Among others, the indigenous nationalities (Adivasi Janajatis)—comprising 35.81 percent of the total population, according to the 2011 census—face various difficulties in maintaining their cultural and linguistic identities. Centuries of hegemony of the so-called high castes has resulted in the exclusion of indigenous people from mainstream social, economic and political processes. This has led to a very poor representation of indigenous peoples in the state institutions. According to the Nepal Living Standards Survey 2003-04, the country’s average poverty rate was 30.9 percent. For indigenous peoples, the rate was 35.1 per cent; it was 18.4 percent for the so-called high castes.

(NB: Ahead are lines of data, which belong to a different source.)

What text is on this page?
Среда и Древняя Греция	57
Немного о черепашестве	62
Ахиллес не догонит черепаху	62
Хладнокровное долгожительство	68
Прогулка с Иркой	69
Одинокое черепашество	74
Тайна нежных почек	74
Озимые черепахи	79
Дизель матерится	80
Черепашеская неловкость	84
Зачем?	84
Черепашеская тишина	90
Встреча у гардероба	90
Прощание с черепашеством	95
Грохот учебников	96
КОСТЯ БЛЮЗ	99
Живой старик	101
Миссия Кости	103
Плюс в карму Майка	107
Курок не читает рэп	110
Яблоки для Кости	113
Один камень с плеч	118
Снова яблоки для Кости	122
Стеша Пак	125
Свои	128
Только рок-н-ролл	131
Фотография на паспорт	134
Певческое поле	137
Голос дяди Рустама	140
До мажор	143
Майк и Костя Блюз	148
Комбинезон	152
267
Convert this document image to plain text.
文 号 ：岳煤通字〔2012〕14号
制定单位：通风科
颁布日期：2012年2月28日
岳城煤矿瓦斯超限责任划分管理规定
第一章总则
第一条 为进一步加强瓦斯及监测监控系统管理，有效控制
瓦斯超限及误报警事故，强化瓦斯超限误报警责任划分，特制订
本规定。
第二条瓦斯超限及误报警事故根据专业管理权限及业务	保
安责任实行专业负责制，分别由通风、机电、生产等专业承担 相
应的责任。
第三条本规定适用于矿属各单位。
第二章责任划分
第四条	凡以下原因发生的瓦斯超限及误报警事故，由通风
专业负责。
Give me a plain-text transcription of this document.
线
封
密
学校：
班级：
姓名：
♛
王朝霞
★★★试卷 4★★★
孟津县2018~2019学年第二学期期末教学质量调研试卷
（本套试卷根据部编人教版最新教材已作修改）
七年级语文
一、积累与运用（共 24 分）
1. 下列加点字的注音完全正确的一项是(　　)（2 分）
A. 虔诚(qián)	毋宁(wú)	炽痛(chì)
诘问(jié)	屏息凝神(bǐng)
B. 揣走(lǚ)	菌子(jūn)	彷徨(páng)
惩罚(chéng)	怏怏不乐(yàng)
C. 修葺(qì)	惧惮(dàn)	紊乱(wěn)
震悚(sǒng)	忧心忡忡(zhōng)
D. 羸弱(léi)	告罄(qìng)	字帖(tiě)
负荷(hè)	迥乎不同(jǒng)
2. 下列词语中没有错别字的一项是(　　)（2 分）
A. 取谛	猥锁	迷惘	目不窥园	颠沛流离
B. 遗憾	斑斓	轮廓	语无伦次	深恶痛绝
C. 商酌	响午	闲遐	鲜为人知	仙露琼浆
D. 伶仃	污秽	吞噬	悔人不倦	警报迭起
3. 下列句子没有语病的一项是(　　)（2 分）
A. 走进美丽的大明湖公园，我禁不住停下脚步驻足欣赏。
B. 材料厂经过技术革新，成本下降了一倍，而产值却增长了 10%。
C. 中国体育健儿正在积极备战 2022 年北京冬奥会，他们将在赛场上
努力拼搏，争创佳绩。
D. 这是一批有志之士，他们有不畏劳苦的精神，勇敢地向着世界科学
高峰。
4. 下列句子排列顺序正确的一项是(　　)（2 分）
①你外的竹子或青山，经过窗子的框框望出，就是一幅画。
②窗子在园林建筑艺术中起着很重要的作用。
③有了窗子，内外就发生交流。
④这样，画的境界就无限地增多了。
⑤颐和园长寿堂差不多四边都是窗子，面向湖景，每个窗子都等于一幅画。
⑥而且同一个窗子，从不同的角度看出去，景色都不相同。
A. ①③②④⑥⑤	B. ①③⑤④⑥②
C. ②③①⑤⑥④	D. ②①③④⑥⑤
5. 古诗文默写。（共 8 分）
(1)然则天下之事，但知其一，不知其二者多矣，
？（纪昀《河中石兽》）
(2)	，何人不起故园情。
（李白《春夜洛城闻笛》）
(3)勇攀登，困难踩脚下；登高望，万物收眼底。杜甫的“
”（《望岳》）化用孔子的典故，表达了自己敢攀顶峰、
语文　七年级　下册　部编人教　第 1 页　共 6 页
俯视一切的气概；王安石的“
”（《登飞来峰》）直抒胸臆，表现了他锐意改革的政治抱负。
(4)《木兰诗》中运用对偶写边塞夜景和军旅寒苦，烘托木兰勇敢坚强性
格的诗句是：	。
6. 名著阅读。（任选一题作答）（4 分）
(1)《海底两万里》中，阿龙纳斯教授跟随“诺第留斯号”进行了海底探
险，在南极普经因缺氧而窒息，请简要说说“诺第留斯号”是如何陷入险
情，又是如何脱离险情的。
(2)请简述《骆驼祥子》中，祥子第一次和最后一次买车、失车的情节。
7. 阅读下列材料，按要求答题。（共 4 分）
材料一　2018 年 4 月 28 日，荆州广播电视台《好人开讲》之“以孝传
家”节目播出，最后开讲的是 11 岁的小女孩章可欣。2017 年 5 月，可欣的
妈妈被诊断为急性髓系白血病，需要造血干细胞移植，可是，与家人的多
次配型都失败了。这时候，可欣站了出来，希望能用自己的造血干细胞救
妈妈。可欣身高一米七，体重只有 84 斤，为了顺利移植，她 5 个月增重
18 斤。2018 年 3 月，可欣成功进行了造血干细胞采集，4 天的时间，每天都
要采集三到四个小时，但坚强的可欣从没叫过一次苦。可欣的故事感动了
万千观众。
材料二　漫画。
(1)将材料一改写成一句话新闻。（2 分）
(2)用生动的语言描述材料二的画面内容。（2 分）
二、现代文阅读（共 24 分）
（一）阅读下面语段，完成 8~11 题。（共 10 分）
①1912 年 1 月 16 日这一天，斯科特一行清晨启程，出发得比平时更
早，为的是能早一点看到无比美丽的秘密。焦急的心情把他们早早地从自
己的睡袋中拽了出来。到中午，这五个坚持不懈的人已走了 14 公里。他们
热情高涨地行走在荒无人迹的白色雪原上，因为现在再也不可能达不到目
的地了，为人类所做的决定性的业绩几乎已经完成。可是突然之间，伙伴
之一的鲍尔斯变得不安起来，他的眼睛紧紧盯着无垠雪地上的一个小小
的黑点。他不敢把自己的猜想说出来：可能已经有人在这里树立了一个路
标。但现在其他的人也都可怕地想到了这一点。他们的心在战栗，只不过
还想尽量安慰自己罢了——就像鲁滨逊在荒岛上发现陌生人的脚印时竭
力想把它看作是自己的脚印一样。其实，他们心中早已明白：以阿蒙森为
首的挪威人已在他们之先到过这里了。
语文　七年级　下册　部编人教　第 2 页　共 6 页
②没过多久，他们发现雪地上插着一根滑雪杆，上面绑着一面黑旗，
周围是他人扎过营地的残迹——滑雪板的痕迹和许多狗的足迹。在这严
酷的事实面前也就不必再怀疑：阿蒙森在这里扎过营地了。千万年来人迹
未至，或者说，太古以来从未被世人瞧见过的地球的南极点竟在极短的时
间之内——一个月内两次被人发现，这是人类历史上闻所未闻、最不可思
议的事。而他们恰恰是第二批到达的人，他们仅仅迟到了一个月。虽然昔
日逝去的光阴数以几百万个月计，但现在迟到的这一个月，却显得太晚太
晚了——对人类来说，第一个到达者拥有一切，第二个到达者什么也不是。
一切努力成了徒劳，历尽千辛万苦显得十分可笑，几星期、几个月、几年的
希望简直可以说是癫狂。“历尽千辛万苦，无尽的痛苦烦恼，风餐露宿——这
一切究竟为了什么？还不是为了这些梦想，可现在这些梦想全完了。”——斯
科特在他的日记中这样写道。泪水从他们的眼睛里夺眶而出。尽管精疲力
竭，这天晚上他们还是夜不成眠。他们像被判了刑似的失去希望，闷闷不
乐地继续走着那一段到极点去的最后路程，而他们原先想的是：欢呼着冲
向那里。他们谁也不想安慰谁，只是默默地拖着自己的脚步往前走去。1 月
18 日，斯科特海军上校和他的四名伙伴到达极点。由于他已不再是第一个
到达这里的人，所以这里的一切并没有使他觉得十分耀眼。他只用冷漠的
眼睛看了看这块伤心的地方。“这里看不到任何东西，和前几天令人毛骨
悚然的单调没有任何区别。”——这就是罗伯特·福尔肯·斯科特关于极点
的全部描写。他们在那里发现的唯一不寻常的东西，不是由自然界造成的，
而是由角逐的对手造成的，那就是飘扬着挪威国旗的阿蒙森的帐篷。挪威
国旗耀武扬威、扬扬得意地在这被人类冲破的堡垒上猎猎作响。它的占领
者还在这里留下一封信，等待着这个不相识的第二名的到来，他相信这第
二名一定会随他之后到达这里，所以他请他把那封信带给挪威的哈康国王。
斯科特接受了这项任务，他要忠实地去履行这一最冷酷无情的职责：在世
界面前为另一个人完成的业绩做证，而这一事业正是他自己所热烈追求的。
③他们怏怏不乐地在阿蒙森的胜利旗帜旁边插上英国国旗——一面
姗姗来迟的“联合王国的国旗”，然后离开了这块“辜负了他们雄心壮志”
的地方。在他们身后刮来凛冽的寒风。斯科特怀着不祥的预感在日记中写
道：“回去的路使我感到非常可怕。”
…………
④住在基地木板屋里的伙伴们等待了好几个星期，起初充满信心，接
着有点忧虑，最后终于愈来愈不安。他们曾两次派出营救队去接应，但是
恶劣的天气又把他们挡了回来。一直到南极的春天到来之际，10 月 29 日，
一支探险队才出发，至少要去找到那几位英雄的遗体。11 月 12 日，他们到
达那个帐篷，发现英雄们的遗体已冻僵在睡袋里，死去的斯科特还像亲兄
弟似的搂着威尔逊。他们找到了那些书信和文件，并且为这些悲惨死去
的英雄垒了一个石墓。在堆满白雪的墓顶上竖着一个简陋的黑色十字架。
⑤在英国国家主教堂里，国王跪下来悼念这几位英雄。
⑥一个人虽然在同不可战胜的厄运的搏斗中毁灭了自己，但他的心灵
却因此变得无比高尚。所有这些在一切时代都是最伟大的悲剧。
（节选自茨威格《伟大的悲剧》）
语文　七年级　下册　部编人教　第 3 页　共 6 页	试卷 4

The rights of indigenous nationalities, which have distinct cultural, linguistic and other characteristics, are a sensitive matter for many countries. There are various international and national legislations in place to protect indigenous cultures and languages. In India, for instance, there are several laws and constitutional provisions, such as the Fifth Schedule for mainland India and the Sixth Schedule for certain areas of north-east India, which recognise indigenous peoples’ rights to land and self-governance.

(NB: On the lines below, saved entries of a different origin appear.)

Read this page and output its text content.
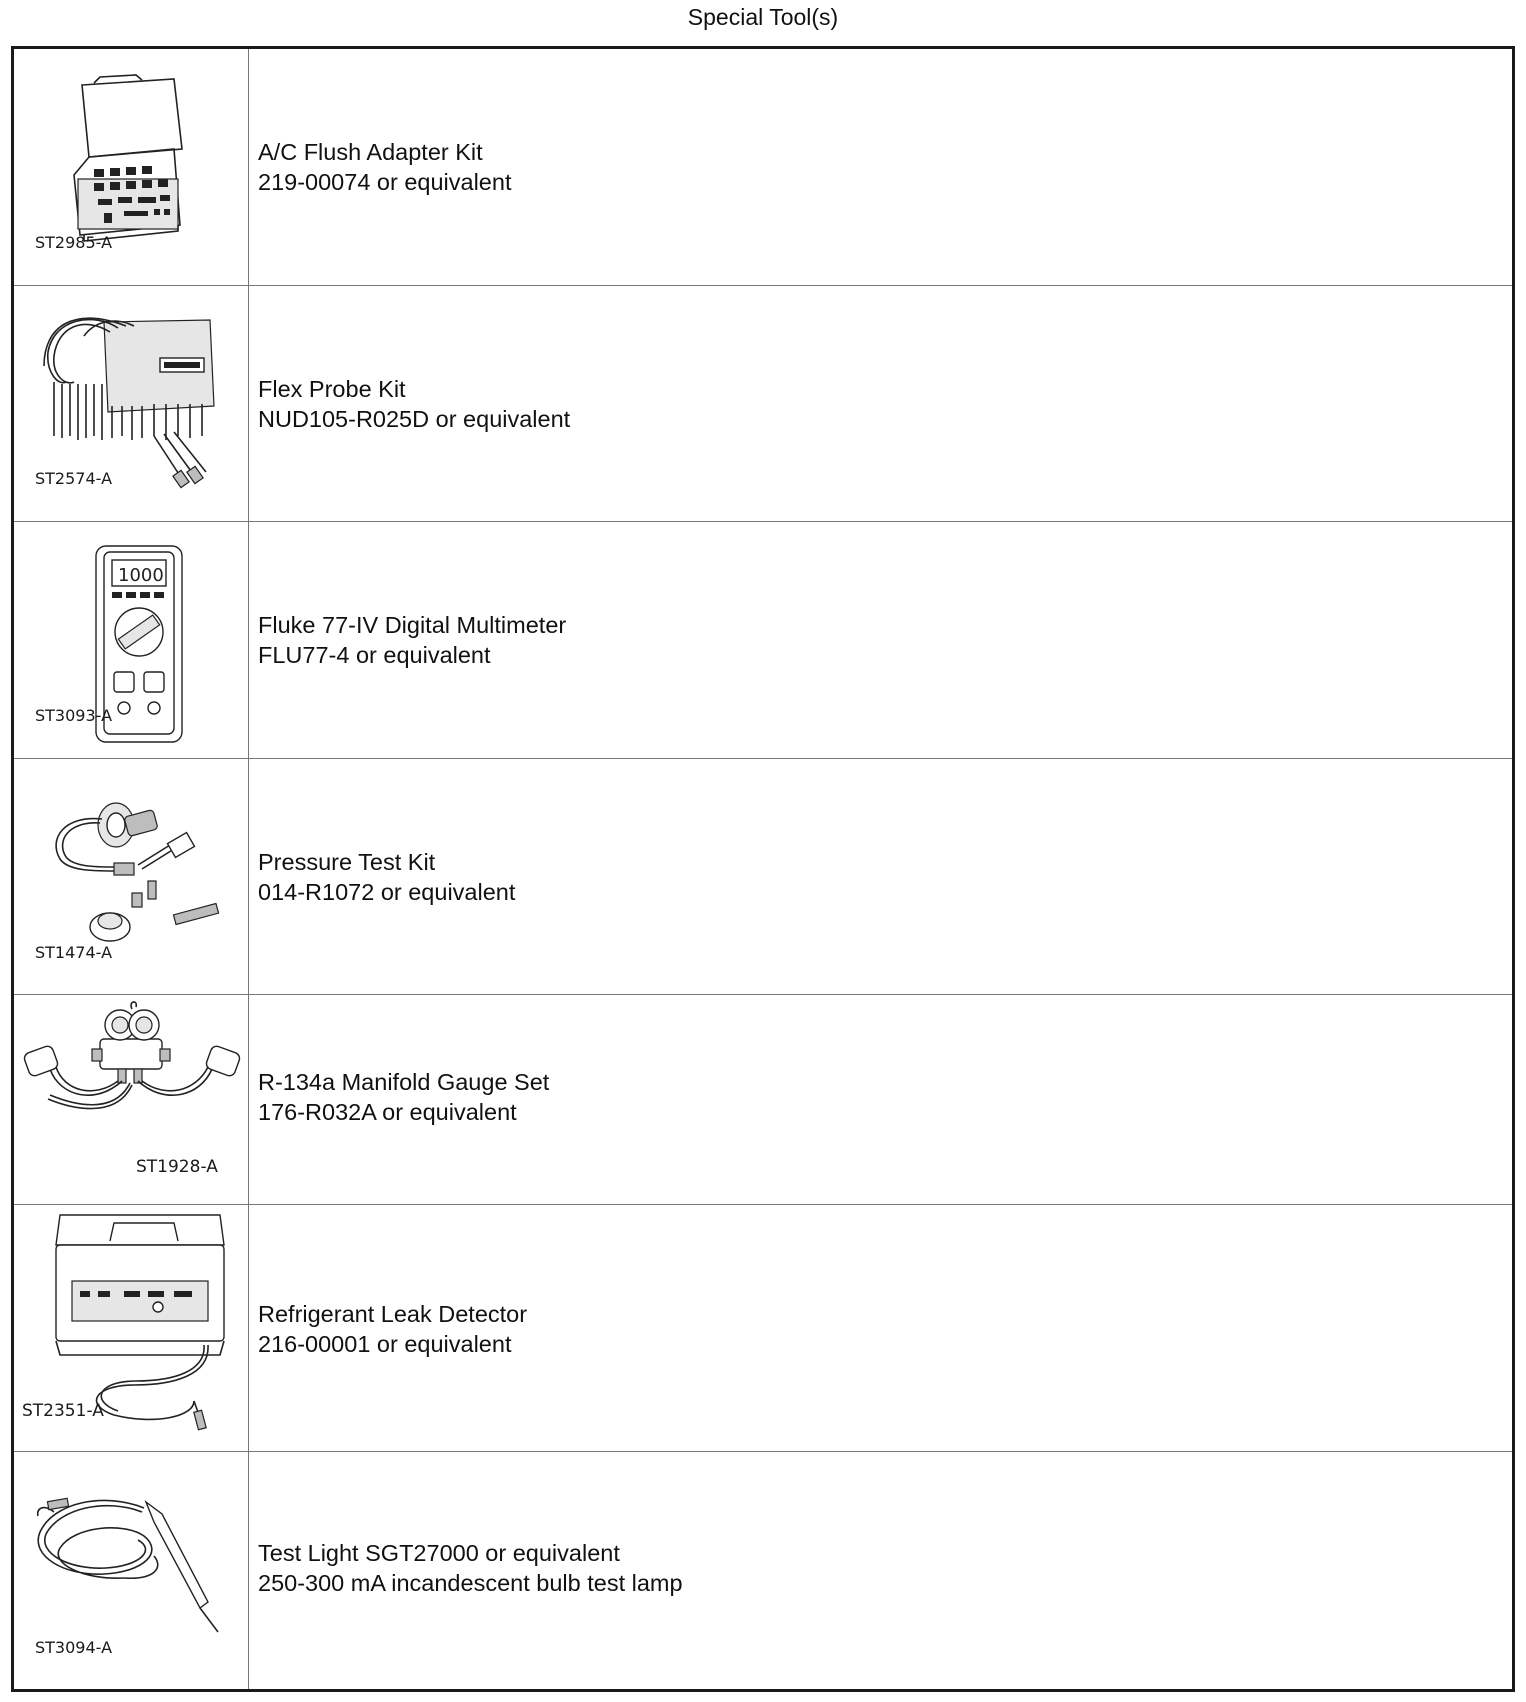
Special Tool(s)
ST2985-A
A/C Flush Adapter Kit
219-00074 or equivalent
ST2574-A
Flex Probe Kit
NUD105-R025D or equivalent
1000
ST3093-A
Fluke 77-IV Digital Multimeter
FLU77-4 or equivalent
ST1474-A
Pressure Test Kit
014-R1072 or equivalent
ST1928-A
R-134a Manifold Gauge Set
176-R032A or equivalent
ST2351-A
Refrigerant Leak Detector
216-00001 or equivalent
ST3094-A
Test Light SGT27000 or equivalent
250-300 mA incandescent bulb test lamp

Social, economic, political and cultural exclusion, especially when combined with high poverty levels, has serious repercussions in multi-ethnic societies. Nepal is a case in point. The decade-long Maoist insurgency of the country was, to some extent, a result of systematic exclusion and marginalisation of large sections of the population.
Since the 1990s, with the country’s constitution acknowledging both the presence and relative social and economic deprivation of the indigenous population, there has been an upsurge in the indigenous nationalities’ movement. This has been instrumental in reforming discriminatory provisions of the state. The Nepal government ratified the ILO-convention 169 in 2007—a legally-binding international instrument which deals specifically with the rights of indigenous and tribal peoples.
Still, just having the required legislations and committing to international instruments are not enough. Implementation holds the key. The draft of the national action plan relating to ILO 169 has not been approved yet, for example.
The new constitution ensures some progressive provisions for the Adivasi Janajatis such as the right to social justice on the basis of the principle of proportional inclusion. Politically, while the major parties hail the statute as a progressive document, the fact remains that many indigenous groups are protesting against it alongside the Madhesis.
Obviously, Nepal has some way to go before the marginalised communities feel that they live in a society that treats them as equal citizens. But what the indigenous nationalities need is state support in preserving their languages, cultures and identities, alongside affirmative actions to addresses issues of educational and economic opportunities that will go some way in creating a level playing field.
Prime Minister Dahal, who led the insurgency championing the cause of the poor and the marginalised, including the indigenous nationalities, yet again finds himself in a position where he can use his bully pulpit to persuade the Nepali people why citizens from all groups need to believe that they are equals. And as the head of government, he can have a huge influence on policymaking, too.